C++: Implement a queue by using two stacks. The queue should provide size(), isEmpty(), push(), front() and pop() operations. When the queue is empty, front() should return -1.


Assumptions
  • The elements in the queue are all Integers.
  • size() should return the number of elements buffered in the queue.
  • isEmpty() should return true if there is no element buffered in the queue, false otherwise.

Medium

Queue

Stack

Assumption

Refer to the assumptions in description.

Algorithm

By using two FILO stacks, we can definitely implemented a FIFO queue.

(addFirst(e)/pollFirst() and addLast(e)/pollLast() will both work. Just need to stick to one pair consistently)

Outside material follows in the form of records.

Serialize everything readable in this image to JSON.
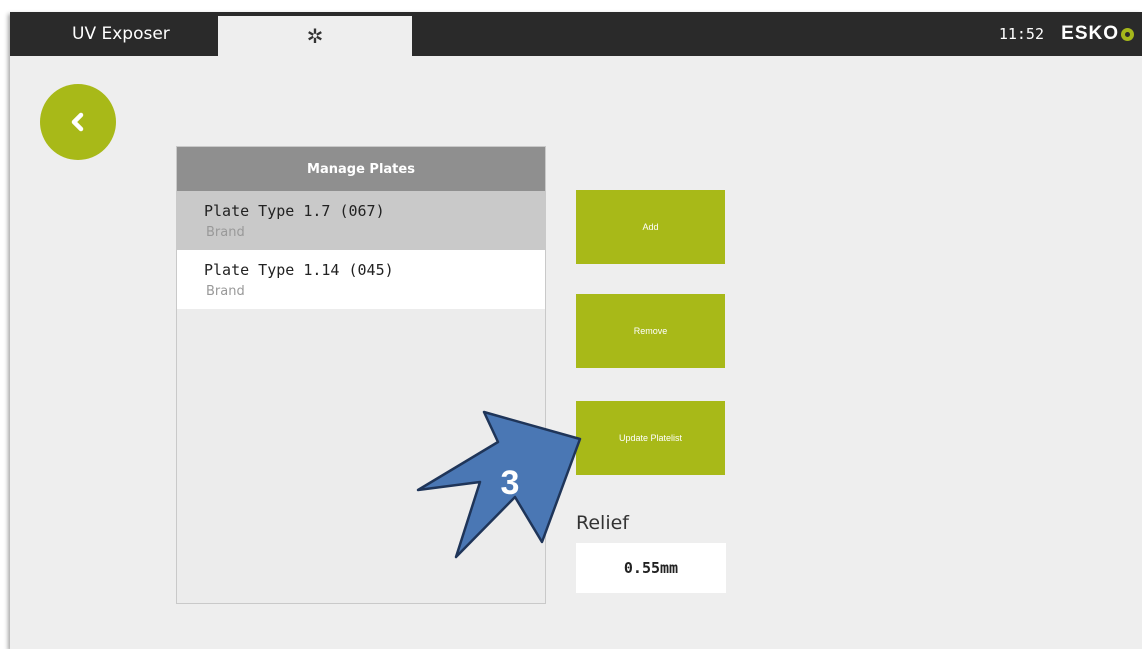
{
  "header": {
    "app_tab_label": "UV Exposer",
    "settings_tab_icon": "gear-icon",
    "time": "11:52",
    "brand": "ESKO"
  },
  "nav": {
    "back_icon": "chevron-left-icon"
  },
  "manage_plates": {
    "title": "Manage Plates",
    "items": [
      {
        "name": "Plate Type 1.7 (067)",
        "brand": "Brand",
        "selected": true
      },
      {
        "name": "Plate Type 1.14 (045)",
        "brand": "Brand",
        "selected": false
      }
    ]
  },
  "actions": {
    "add_label": "Add",
    "remove_label": "Remove",
    "update_label": "Update Platelist"
  },
  "relief": {
    "label": "Relief",
    "value": "0.55mm"
  },
  "callout": {
    "step_number": "3"
  },
  "colors": {
    "accent": "#a8b918",
    "topbar": "#2a2a2a",
    "background": "#eeeeee",
    "callout_arrow": "#4a77b4"
  }
}
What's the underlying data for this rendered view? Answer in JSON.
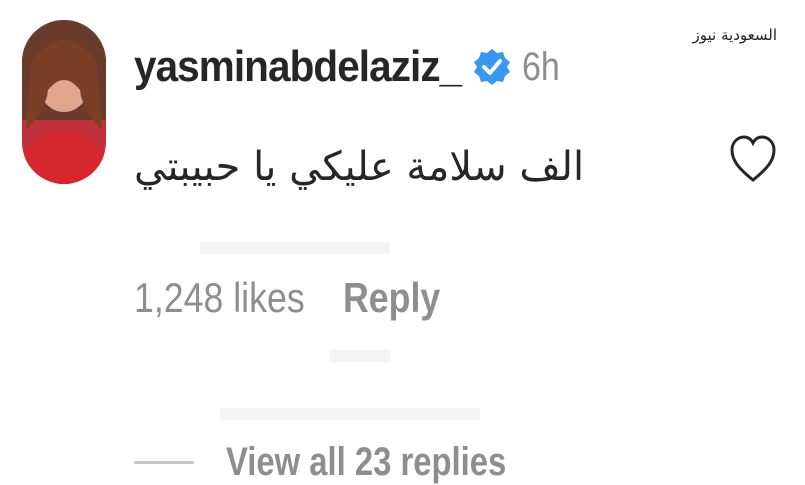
{
  "watermark": "السعودية نيوز",
  "comment": {
    "username": "yasminabdelaziz_",
    "time": "6h",
    "text": "الف سلامة عليكي يا حبيبتي",
    "likes": "1,248 likes",
    "reply_label": "Reply",
    "view_replies": "View all 23 replies"
  },
  "icons": {
    "verified": "verified-badge-icon",
    "like": "heart-outline-icon"
  },
  "colors": {
    "verified_blue": "#3897f0",
    "muted_text": "#8e8e8e",
    "primary_text": "#262626"
  }
}
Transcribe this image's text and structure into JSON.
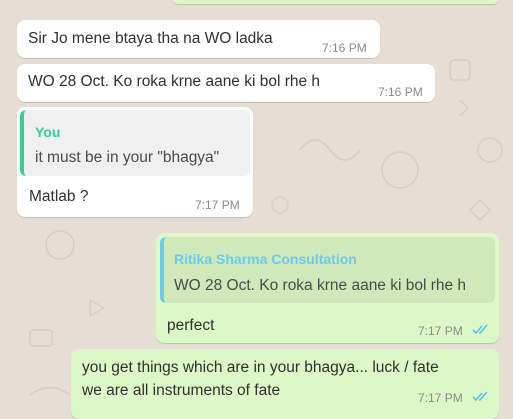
{
  "colors": {
    "incoming_bubble": "#ffffff",
    "outgoing_bubble": "#dcf8c6",
    "read_ticks": "#4fc3f7",
    "quote_author_you": "#35cd96",
    "quote_author_contact": "#6bcbef"
  },
  "messages": [
    {
      "direction": "in",
      "text": "Sir Jo mene btaya tha na WO ladka",
      "time": "7:16 PM"
    },
    {
      "direction": "in",
      "text": "WO 28 Oct. Ko roka krne aane ki bol rhe h",
      "time": "7:16 PM"
    },
    {
      "direction": "in",
      "quote": {
        "author": "You",
        "text": "it must be in your \"bhagya\""
      },
      "text": "Matlab ?",
      "time": "7:17 PM"
    },
    {
      "direction": "out",
      "quote": {
        "author": "Ritika Sharma Consultation",
        "text": "WO 28 Oct. Ko roka krne aane ki bol rhe h"
      },
      "text": "perfect",
      "time": "7:17 PM",
      "status_icon": "double-check-read-icon"
    },
    {
      "direction": "out",
      "lines": [
        "you get things which are in your bhagya... luck / fate",
        "we are all instruments of fate"
      ],
      "time": "7:17 PM",
      "status_icon": "double-check-read-icon"
    }
  ]
}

  • the first stack is used for offering new elements
    • stackOne | ← 1 ← 2 ← 3 | stack top
  • the second stack is used for polling
    • stackTwo | ← 3 ← 2 ← 1 | stack top

When new elements are added to the queue, we call stackOne.addFirst(e).

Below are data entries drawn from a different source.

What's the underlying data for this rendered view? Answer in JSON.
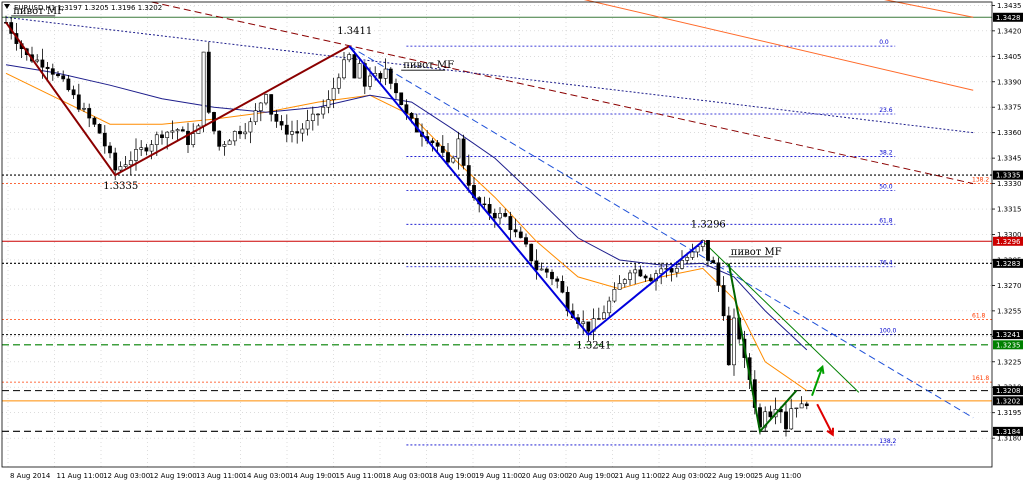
{
  "chart_data": {
    "type": "candlestick",
    "title": "EURUSD,H1  1.3197 1.3205 1.3196 1.3202",
    "ylim": [
      1.3163,
      1.3437
    ],
    "y_ticks": [
      1.318,
      1.3195,
      1.321,
      1.3225,
      1.324,
      1.3255,
      1.327,
      1.3285,
      1.33,
      1.3315,
      1.333,
      1.3345,
      1.336,
      1.3375,
      1.339,
      1.3405,
      1.342,
      1.3435
    ],
    "y_tick_labels": [
      "1.3180",
      "1.3195",
      "1.3210",
      "1.3225",
      "1.3240",
      "1.3255",
      "1.3270",
      "1.3285",
      "1.3300",
      "1.3315",
      "1.3330",
      "1.3345",
      "1.3360",
      "1.3375",
      "1.3390",
      "1.3405",
      "1.3420",
      "1.3435"
    ],
    "x_labels": [
      "8 Aug 2014",
      "11 Aug 11:00",
      "12 Aug 03:00",
      "12 Aug 19:00",
      "13 Aug 11:00",
      "14 Aug 03:00",
      "14 Aug 19:00",
      "15 Aug 11:00",
      "18 Aug 03:00",
      "18 Aug 19:00",
      "19 Aug 11:00",
      "20 Aug 03:00",
      "20 Aug 19:00",
      "21 Aug 11:00",
      "22 Aug 03:00",
      "22 Aug 19:00",
      "25 Aug 11:00"
    ],
    "grid": true,
    "price_path": [
      [
        0,
        1.3425
      ],
      [
        4,
        1.3405
      ],
      [
        8,
        1.34
      ],
      [
        12,
        1.3385
      ],
      [
        15,
        1.3372
      ],
      [
        18,
        1.336
      ],
      [
        21,
        1.3338
      ],
      [
        24,
        1.3345
      ],
      [
        27,
        1.3352
      ],
      [
        30,
        1.336
      ],
      [
        33,
        1.3362
      ],
      [
        35,
        1.3355
      ],
      [
        37,
        1.3362
      ],
      [
        38,
        1.341
      ],
      [
        39,
        1.337
      ],
      [
        41,
        1.3352
      ],
      [
        44,
        1.336
      ],
      [
        47,
        1.3365
      ],
      [
        50,
        1.3385
      ],
      [
        51,
        1.3372
      ],
      [
        53,
        1.3362
      ],
      [
        56,
        1.336
      ],
      [
        59,
        1.3368
      ],
      [
        62,
        1.3378
      ],
      [
        64,
        1.3395
      ],
      [
        66,
        1.3405
      ],
      [
        67,
        1.3392
      ],
      [
        68,
        1.3398
      ],
      [
        69,
        1.3388
      ],
      [
        70,
        1.3395
      ],
      [
        72,
        1.339
      ],
      [
        73,
        1.3398
      ],
      [
        75,
        1.3385
      ],
      [
        77,
        1.337
      ],
      [
        79,
        1.3362
      ],
      [
        81,
        1.3358
      ],
      [
        83,
        1.3352
      ],
      [
        85,
        1.334
      ],
      [
        87,
        1.3355
      ],
      [
        88,
        1.3342
      ],
      [
        90,
        1.332
      ],
      [
        92,
        1.3315
      ],
      [
        94,
        1.3312
      ],
      [
        96,
        1.331
      ],
      [
        98,
        1.33
      ],
      [
        100,
        1.3292
      ],
      [
        102,
        1.328
      ],
      [
        104,
        1.3278
      ],
      [
        106,
        1.3272
      ],
      [
        108,
        1.3258
      ],
      [
        110,
        1.325
      ],
      [
        112,
        1.3245
      ],
      [
        114,
        1.325
      ],
      [
        116,
        1.326
      ],
      [
        118,
        1.327
      ],
      [
        120,
        1.328
      ],
      [
        122,
        1.3278
      ],
      [
        124,
        1.3275
      ],
      [
        126,
        1.328
      ],
      [
        128,
        1.3278
      ],
      [
        130,
        1.3285
      ],
      [
        132,
        1.3288
      ],
      [
        134,
        1.3295
      ],
      [
        135,
        1.3286
      ],
      [
        136,
        1.3282
      ],
      [
        137,
        1.327
      ],
      [
        138,
        1.3255
      ],
      [
        139,
        1.3222
      ],
      [
        140,
        1.3248
      ],
      [
        141,
        1.324
      ],
      [
        142,
        1.3225
      ],
      [
        143,
        1.3215
      ],
      [
        144,
        1.32
      ],
      [
        145,
        1.3186
      ],
      [
        146,
        1.3198
      ],
      [
        147,
        1.3195
      ],
      [
        148,
        1.32
      ],
      [
        149,
        1.3197
      ],
      [
        150,
        1.3187
      ],
      [
        151,
        1.3198
      ],
      [
        152,
        1.32
      ],
      [
        153,
        1.3198
      ],
      [
        154,
        1.3202
      ]
    ],
    "moving_averages": [
      {
        "color": "#ff8c00",
        "values": [
          [
            0,
            1.3395
          ],
          [
            10,
            1.338
          ],
          [
            20,
            1.3365
          ],
          [
            30,
            1.3365
          ],
          [
            40,
            1.3368
          ],
          [
            50,
            1.3372
          ],
          [
            60,
            1.3378
          ],
          [
            70,
            1.3382
          ],
          [
            78,
            1.337
          ],
          [
            86,
            1.3345
          ],
          [
            94,
            1.3322
          ],
          [
            102,
            1.3296
          ],
          [
            110,
            1.3275
          ],
          [
            118,
            1.3268
          ],
          [
            126,
            1.3275
          ],
          [
            134,
            1.328
          ],
          [
            140,
            1.3262
          ],
          [
            146,
            1.3225
          ],
          [
            154,
            1.3208
          ]
        ]
      },
      {
        "color": "#1e1e8c",
        "values": [
          [
            0,
            1.34
          ],
          [
            10,
            1.3395
          ],
          [
            20,
            1.3388
          ],
          [
            30,
            1.338
          ],
          [
            40,
            1.3375
          ],
          [
            50,
            1.3372
          ],
          [
            60,
            1.3375
          ],
          [
            70,
            1.3382
          ],
          [
            78,
            1.3378
          ],
          [
            86,
            1.3362
          ],
          [
            94,
            1.3345
          ],
          [
            102,
            1.3322
          ],
          [
            110,
            1.3298
          ],
          [
            118,
            1.3285
          ],
          [
            126,
            1.3282
          ],
          [
            134,
            1.3283
          ],
          [
            140,
            1.3275
          ],
          [
            146,
            1.3255
          ],
          [
            154,
            1.3232
          ]
        ]
      }
    ],
    "horizontal_levels": [
      {
        "price": 1.3428,
        "color": "#3c7a3c",
        "style": "solid",
        "badge": "1.3428",
        "badge_color": "#000000"
      },
      {
        "price": 1.3335,
        "color": "#000000",
        "style": "dotted",
        "badge": "1.3335",
        "badge_color": "#000000"
      },
      {
        "price": 1.3296,
        "color": "#cc0000",
        "style": "solid",
        "badge": "1.3296",
        "badge_color": "#cc0000"
      },
      {
        "price": 1.3283,
        "color": "#000000",
        "style": "dotted",
        "badge": "1.3283",
        "badge_color": "#000000"
      },
      {
        "price": 1.3241,
        "color": "#000000",
        "style": "dotted",
        "badge": "1.3241",
        "badge_color": "#000000"
      },
      {
        "price": 1.3235,
        "color": "#008000",
        "style": "dashed",
        "badge": "1.3235",
        "badge_color": "#008000"
      },
      {
        "price": 1.3208,
        "color": "#000000",
        "style": "dashed",
        "badge": "1.3208",
        "badge_color": "#000000"
      },
      {
        "price": 1.3202,
        "color": "#ff8c00",
        "style": "solid",
        "badge": "1.3202",
        "badge_color": "#000000"
      },
      {
        "price": 1.3184,
        "color": "#000000",
        "style": "dashed",
        "badge": "1.3184",
        "badge_color": "#000000"
      }
    ],
    "fibonacci_levels": [
      {
        "label": "0.0",
        "price": 1.3411,
        "color": "#0000cc"
      },
      {
        "label": "23.6",
        "price": 1.3371,
        "color": "#0000cc"
      },
      {
        "label": "38.2",
        "price": 1.3346,
        "color": "#0000cc"
      },
      {
        "label": "50.0",
        "price": 1.3326,
        "color": "#0000cc"
      },
      {
        "label": "61.8",
        "price": 1.3306,
        "color": "#0000cc"
      },
      {
        "label": "76.4",
        "price": 1.3281,
        "color": "#0000cc"
      },
      {
        "label": "100.0",
        "price": 1.3241,
        "color": "#0000cc"
      },
      {
        "label": "138.2",
        "price": 1.3176,
        "color": "#0000cc"
      }
    ],
    "extension_levels": [
      {
        "label": "138.2",
        "price": 1.333,
        "color": "#ff3b00"
      },
      {
        "label": "61.8",
        "price": 1.325,
        "color": "#ff3b00"
      },
      {
        "label": "161.8",
        "price": 1.3213,
        "color": "#ff3b00"
      }
    ],
    "price_annotations": [
      {
        "text": "1.3335",
        "bar": 21,
        "price": 1.3335
      },
      {
        "text": "1.3411",
        "bar": 66,
        "price": 1.3411
      },
      {
        "text": "1.3296",
        "bar": 134,
        "price": 1.3296
      },
      {
        "text": "1.3241",
        "bar": 112,
        "price": 1.3241
      }
    ],
    "text_annotations": [
      {
        "text": "пивот MF",
        "bar": 1,
        "price": 1.343
      },
      {
        "text": "пивот MF",
        "bar": 76,
        "price": 1.3398
      },
      {
        "text": "пивот MF",
        "bar": 139,
        "price": 1.3288
      }
    ],
    "zigzag": [
      {
        "color": "#8b0000",
        "points": [
          [
            0,
            1.3425
          ],
          [
            21,
            1.3335
          ],
          [
            66,
            1.3411
          ]
        ]
      },
      {
        "color": "#0000dd",
        "points": [
          [
            66,
            1.3411
          ],
          [
            112,
            1.3241
          ],
          [
            134,
            1.3296
          ]
        ]
      },
      {
        "color": "#006400",
        "points": [
          [
            139,
            1.3283
          ],
          [
            145,
            1.3184
          ],
          [
            152,
            1.3208
          ]
        ]
      }
    ],
    "trend_lines": [
      {
        "color": "#8b0000",
        "style": "dashed",
        "points": [
          [
            28,
            1.3437
          ],
          [
            186,
            1.333
          ]
        ]
      },
      {
        "color": "#1e1e8c",
        "style": "dotted",
        "points": [
          [
            0,
            1.3428
          ],
          [
            186,
            1.336
          ]
        ]
      },
      {
        "color": "#ff6a2a",
        "style": "solid",
        "points": [
          [
            95,
            1.345
          ],
          [
            186,
            1.3385
          ]
        ]
      },
      {
        "color": "#ff6a2a",
        "style": "solid",
        "points": [
          [
            150,
            1.345
          ],
          [
            186,
            1.3428
          ]
        ]
      },
      {
        "color": "#1e50d8",
        "style": "dashed",
        "points": [
          [
            66,
            1.3411
          ],
          [
            186,
            1.3192
          ]
        ]
      },
      {
        "color": "#008000",
        "style": "solid",
        "points": [
          [
            134,
            1.3296
          ],
          [
            164,
            1.3207
          ]
        ]
      }
    ],
    "arrows": [
      {
        "color": "#00a000",
        "direction": "up",
        "from": [
          155,
          1.3205
        ],
        "to": [
          157,
          1.3222
        ]
      },
      {
        "color": "#e00000",
        "direction": "down",
        "from": [
          156,
          1.32
        ],
        "to": [
          159,
          1.3182
        ]
      }
    ]
  }
}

When we need to poll the queue and get the least recently added element, we poll the first element from stackTwo. If stackTwo is empty, we need to transfer the elements on stackOne to stackTwo by pushing the elements popped from stackOne one at a time. Therefore, the order that the elements are offered to and polled from the queue are accordance to FIFO.

Solution

Code

public class Solution {
  // Set up two stacks
  private Deque<Integer> stackOne;
  private Deque<Integer> stackTwo;

  public Solution() {
    // Write your solution here
    // The 1st stack is used only when we need to add in new elements
    // The 2nd stack is used only when we need to poll or peek the first element
    stackOne = new LinkedList<>();
    stackTwo = new LinkedList<>();
  }

  public Integer poll() {
    // When there are elements in the 2nd stack --> poll directly
    // Otherwise, transfer all elements from the 1st stack to the 2nd stack and poll
    if (stackTwo.isEmpty()) {
      transferStack();
    }
    return stackTwo.pollFirst();
  }

  public void offer(int element) {
    stackOne.addFirst(element);
  }

  public Integer peek() {
    if (stackTwo.isEmpty()) {
      transferStack();
    }
    return stackTwo.peekFirst();
  }

  public int size() {
    return stackOne.size() + stackTwo.size();
  }

  public boolean isEmpty() {
    return stackOne.isEmpty() && stackTwo.isEmpty();
  }

  private void transferStack() {
    while (!stackOne.isEmpty()) {
      stackTwo.addFirst(stackOne.pollFirst());
    }
  }
}

Complexity

Time

Enqueue: simply pushing elements onto stackOne ⇒ O(1)

Dequeue:

  • Best-case: directly pop the top of stackTwo ⇒ O(1)
  • Worst-case: move all elements on stackOne to stackTwo and pop ⇒ O(n)
  • Amortized:
    • 1st call (triggers the transfer) ⇒ n _ stackOne.pop() + n _ stackTwo.push + 1
    • 2nd call (directly pop) ⇒ 1
    • 3rd call (directly pop) ⇒ 1
    • 1000th call (directly pop) ⇒ 1
    • ((2n + 1) + 1 * (n - 1)) / n = 3n/n = 3
    • Thus, amortized-time complexity of dequeue ⇒ O(3) = O(1)

Space

Two stacks of size n are used ⇒ O(n).